The feeling is all too common as a songwriter. Maybe you started off on the right track, sailing along with words and melodies. But all of the sudden, the creative juices dried up and you can’t figure out how to finish the song. Each time you try to work on the song it feels wrong, and eventually you’ll have no passion left to finish the tune. Don’t freak out – this happens to everyone. But you still need a process for finishing those songs, right?
Legendary songwriter Leonard Bernstein once said, “Inspiration is wonderful when it happens, but the writer must develop an approach for the rest of the time…The wait is simply too long.” Just like an electrician or computer developer must have processes for troubleshooting technical problems, songwriters need a means of troubleshooting their creative problems. Here are a few tricks I’ve found to be helpful in the creative process:
Change your environment
Feeling “stuck” is a very cerebral or emotional thing, and changing your environment can significantly alter the way you look at something. Since writers tend to write best when they aren’t afraid of being overheard or judged, I recommend finding a place where you can be relatively secluded. Pick somewhere that might help you reflect and be creative. A lone bench near a river might have a calming effect, for example, whereas a cemetary might help someone process lyrics about death or resurrection.
Switch to a different instrument
Even if you don’t know how to play another instrument, this works surprisingly well. Playing an instrument you’re not as familiar with will lead to strange intervals and sounds that your ears aren’t bored with.

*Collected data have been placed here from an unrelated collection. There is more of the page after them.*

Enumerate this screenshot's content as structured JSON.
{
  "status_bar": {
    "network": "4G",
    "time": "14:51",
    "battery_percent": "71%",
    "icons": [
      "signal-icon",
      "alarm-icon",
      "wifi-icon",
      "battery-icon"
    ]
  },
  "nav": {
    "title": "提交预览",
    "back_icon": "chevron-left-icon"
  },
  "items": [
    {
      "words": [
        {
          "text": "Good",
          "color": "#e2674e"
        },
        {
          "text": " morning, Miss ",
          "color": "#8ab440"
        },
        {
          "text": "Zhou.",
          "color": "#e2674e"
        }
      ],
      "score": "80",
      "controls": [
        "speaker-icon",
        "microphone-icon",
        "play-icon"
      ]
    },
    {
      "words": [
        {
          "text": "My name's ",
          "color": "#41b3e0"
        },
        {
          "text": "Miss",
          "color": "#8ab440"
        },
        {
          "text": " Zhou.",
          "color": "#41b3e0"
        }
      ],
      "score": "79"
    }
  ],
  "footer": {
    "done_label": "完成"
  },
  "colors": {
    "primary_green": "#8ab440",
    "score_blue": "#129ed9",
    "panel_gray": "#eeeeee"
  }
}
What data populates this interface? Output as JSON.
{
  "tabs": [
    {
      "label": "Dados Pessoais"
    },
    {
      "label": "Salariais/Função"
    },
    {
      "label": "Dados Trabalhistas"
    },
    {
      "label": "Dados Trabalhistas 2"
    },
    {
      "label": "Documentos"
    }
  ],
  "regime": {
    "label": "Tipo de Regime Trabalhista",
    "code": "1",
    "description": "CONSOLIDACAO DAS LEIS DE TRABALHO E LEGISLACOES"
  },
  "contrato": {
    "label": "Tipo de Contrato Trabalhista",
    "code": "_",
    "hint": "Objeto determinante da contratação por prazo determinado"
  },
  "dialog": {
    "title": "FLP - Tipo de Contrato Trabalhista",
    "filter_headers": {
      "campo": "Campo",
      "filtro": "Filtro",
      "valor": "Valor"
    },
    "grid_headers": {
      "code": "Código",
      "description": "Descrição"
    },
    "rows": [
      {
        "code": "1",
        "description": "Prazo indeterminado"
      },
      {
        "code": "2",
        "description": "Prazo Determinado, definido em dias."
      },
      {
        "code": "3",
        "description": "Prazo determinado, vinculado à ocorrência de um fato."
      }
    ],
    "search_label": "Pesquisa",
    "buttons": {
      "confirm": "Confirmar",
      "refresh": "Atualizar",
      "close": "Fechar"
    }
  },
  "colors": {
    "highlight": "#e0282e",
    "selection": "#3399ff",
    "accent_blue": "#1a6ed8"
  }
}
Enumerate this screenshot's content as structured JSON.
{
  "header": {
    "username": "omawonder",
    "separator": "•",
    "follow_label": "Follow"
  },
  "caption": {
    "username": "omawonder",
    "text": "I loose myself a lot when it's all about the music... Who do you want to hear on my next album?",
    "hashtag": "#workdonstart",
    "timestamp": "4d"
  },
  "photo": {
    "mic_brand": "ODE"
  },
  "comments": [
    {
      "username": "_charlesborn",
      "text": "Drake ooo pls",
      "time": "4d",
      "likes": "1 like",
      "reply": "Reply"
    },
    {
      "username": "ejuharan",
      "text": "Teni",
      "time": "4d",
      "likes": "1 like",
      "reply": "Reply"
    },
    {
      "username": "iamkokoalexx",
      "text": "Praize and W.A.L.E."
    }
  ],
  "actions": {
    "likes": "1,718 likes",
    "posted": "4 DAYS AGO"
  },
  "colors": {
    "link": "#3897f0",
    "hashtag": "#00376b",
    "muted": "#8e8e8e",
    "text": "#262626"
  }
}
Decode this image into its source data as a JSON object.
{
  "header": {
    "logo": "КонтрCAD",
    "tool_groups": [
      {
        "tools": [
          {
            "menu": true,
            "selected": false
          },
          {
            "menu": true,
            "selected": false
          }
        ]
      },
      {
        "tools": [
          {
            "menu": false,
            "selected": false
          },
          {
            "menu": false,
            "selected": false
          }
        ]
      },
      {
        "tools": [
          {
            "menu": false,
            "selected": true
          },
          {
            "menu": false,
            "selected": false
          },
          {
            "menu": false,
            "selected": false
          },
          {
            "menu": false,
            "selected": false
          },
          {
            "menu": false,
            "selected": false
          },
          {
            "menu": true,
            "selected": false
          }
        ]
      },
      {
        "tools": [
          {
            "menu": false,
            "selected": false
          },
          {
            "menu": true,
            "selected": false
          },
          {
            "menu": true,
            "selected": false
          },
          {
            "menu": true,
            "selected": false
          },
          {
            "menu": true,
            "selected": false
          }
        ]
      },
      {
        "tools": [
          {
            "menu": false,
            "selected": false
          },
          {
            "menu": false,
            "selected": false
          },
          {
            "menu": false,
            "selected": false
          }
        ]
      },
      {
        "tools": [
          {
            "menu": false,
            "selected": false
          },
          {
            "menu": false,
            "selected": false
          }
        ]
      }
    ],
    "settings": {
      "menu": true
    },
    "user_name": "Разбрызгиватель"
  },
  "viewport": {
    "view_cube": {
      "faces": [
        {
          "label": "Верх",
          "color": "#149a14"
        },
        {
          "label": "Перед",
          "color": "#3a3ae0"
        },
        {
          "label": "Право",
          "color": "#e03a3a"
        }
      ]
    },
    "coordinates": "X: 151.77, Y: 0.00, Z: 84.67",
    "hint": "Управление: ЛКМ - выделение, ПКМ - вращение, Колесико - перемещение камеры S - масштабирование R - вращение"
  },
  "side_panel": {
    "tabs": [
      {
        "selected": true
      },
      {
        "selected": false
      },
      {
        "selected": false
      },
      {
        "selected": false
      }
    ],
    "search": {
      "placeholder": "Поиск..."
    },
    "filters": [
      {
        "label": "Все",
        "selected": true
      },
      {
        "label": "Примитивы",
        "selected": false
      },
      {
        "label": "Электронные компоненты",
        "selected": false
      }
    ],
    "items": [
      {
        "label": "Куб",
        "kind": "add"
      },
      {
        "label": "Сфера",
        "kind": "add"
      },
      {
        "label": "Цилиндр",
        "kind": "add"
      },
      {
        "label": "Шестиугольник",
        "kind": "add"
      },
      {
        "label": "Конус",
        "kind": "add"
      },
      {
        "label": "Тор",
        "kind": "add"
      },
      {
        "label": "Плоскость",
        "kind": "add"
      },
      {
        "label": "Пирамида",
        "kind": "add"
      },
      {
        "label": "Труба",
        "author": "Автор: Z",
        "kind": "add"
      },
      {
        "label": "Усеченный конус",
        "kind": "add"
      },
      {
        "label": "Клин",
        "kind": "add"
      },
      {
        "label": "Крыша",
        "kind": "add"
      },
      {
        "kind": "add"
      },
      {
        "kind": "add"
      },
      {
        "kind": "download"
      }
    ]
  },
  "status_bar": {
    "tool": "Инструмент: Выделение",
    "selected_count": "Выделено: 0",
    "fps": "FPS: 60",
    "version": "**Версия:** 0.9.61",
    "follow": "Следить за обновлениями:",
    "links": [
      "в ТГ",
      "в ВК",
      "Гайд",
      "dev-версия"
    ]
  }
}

I was feeling bored with my typical writing routine one time, so I grabbed a friend’s banjo that was stashed in our church’s green room. About an hour later I emerged with a full song, verses, chorus, lyrics and all. I translated the song to guitar later on, but I never would have written that kind of song or melody if I hadn’t been playing a banjo to start with.
Re-imagine the song
In a new key, time signature, or groove. It’s possible to get stuck on a song simply because it’s in the wrong key or time signature. For instance, writing a song in the key of “B” is usually toward the top of my vocal range. If I start the verses or chorus too high, there’s nowhere to go on the lift of the bridge because I’ve already reached my highest note in the chorus. But if I drop the key to “G”, it opens up new potentials for a big melodic lift in the bridge.
The same goes for time signatures and grooves. Get creative mixing and matching the melodies you collect on your phone or voice recorder. If you’re willing to sculpt your melodies along the way, you might be surprised how many possibilities you can create.
Listen to new music
There is a simple rule of musical input/output that happens with artists all the time. Sometimes we try and “output” so much that we dry up the well of inspiration. Exploring new music and artists is a great way to refill the well. This is especially helpful if you take an intentional break from writing for a while and listen to as much new music with as much variety as possible. New genres inevitably spark new ideas. For me, listening to new artists and releases on Spotify always stirs up my creativity, even if I don’t particularly like the genre.
Hand the song off to a trusted co-writer
Oftentimes songwriters get stuck on songs when their passion for it as faded. There’s no better time than this to let someone else take a crack at finishing the song. Good co-writers can usually see where the songs strengths are as well as its blind spots. It may be helpful to let your co-writer work on some ideas before coming together to try and finish it out. In the days of smartphone technology, co-writing has never been more easy or accessible.
Take a walk
Seriously. Countless studies have shown that the human brain works on “problems” in the subconscious. At the very least, taking a walk will give you a fresh set of ears and a second wind. But more often than not, taking a break from creativity for a bit will allow our subconscious to keep working even when we’re worn down. I’ve found that taking a break, going for a walk, and asking God for the words and music that will serve His people typically yields the most inspired results.
Next time you find yourself stuck on a song, utilize some of these creative ideas. Just like a car stuck in the mud, the longer you wait, or the more you “spin your wheels,” the more “stuck” you can get. So be bold and creatively courageous, utilize the help of others, and get yourself un-stuck. Getting outside of your writing comfort zone is sure to reignite your creativity in one way or another.